The National Labor Relations Board is beginning to see a spike in union election petitions just six weeks after implementing controversial new rules critics say favors labor groups.
The NLRB, the federal labor arbiter that oversees union elections, told Law360 that it experienced a 32 percent increase in election petitions in the month following the implementation of new regulations. The NLRB passed a new set of rules speeding up the timeline of union elections in April over the objections of Congress. The result came as no surprise to Steve Bernstein, a management side labor attorney at Fisher & Phillips LLP.
"We’ve been telling clients, like everyone else has, that this would generate an increase in union activity," he said.
The new rules took effect on April 14 after President Obama vetoed a congressional resolution to thwart them. Unions had every incentive to hold off on filing petitions. Election petitions filed after April 14 would subject employers to more stringent timelines and also entitle unions to additional personal information for workers, such as email address and their workstation.
The shorter deadlines mean employers have limited time to make the case against unionization, while union organizers can spend weeks or even months canvassing supporters in the workforce. The NLRB found that in the post-"ambush" era, elections took place 23 days after petition filings, according to Law 360. That is about 40 percent faster than the 38-day gap unions and employers experienced in 2013, the most recent NLRB data available.

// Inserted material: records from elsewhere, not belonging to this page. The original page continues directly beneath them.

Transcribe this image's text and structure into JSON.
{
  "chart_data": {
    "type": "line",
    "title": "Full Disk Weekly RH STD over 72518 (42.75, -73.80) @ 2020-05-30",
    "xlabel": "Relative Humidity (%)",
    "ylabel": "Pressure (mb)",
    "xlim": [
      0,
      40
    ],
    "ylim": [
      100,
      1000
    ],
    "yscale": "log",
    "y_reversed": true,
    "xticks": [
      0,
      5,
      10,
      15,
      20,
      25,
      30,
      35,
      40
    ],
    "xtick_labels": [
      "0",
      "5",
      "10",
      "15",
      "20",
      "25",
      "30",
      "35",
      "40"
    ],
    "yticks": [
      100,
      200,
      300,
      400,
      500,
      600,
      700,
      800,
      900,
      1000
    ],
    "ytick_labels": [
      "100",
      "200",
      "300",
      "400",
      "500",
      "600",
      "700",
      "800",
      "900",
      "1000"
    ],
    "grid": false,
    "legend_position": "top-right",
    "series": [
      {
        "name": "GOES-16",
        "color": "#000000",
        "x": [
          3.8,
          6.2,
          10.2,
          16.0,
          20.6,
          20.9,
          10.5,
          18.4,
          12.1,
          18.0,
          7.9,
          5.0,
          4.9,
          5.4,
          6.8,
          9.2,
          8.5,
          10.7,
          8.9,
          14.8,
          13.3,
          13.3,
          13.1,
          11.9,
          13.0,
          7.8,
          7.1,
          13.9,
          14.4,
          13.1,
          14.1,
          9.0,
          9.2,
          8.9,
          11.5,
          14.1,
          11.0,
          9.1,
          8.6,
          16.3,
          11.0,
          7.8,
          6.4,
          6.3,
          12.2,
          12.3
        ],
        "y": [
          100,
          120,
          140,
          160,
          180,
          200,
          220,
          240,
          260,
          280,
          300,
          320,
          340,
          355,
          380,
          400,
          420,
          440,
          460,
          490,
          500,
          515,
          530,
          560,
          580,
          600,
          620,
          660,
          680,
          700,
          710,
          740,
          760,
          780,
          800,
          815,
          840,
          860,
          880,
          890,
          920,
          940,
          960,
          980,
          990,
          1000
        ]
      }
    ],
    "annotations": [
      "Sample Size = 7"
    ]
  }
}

"It appears now that unions believe they can catch employers flat footed," Bernstein said. "If the petition is the result of a blind-sided effort, unions come into the process with momentum and employers come in in reactionary mode."
One practical aspect of the new rules will be emboldened petition filings, according to Bernstein. Even under the old rules, unions prevailed in about 64 percent of elections in 2013, according to the NLRB. That is because unions generally do not call for the costly process of an election until they have a majority of employees signing onto NLRB petitions. Bernstein predicts that will change now that employers have less time to respond.
"They were unlikely to file [for an election] without at least 60 or 70 percent interest, but now they may be more comfortable filing minority petitions," he said.
With the legislature unable to block the regulations, business groups turned to the courts. Several lawsuits were filed in federal courts objecting to the new measures. Those efforts suffered a setback on Monday when Federal Judge Robert L. Pitman, an Obama appointee, denied the Texas chapter of the Association of Builders and Contractors’ motion to halt the rule.
"Plaintiffs point to nothing in the record which supports their conclusion that the Board intended to favor organized labor," Pitman ruled.
Labor watchdogs, including the National Right to Work Foundation, said the judge ignored the history of pro-union bias from President Obama’s labor board.
"It is extremely disappointing that the judge in this case brushes aside the many legal problems with this one-sided NLRB rule that makes no sense unless the goal is to place many workers as possible under union control as quickly as possible," NRTW spokesman Patrick Semmens said in a statement. "Union organizers can bombard workers with propaganda using the workers’ personal contact information that the NLRB now mandates be given to the union, but at the same time workers are denied the most basic information necessary to make an informed decision."
Bernstein said the lawsuits were always an uphill climb, as judges are reticent to rein in the rulemaking authority of federal agencies. Employers will have to move on and adapt to operating within the new framework, though that could change if a Republican wins the White House in 2016 and appoints a new NLRB in 2018.
"Most of us were anticipating an adverse outcome for businesses," he said. "We’ll see more of a focus on prevention going forward, rather than hoping the courts would provide a panacea."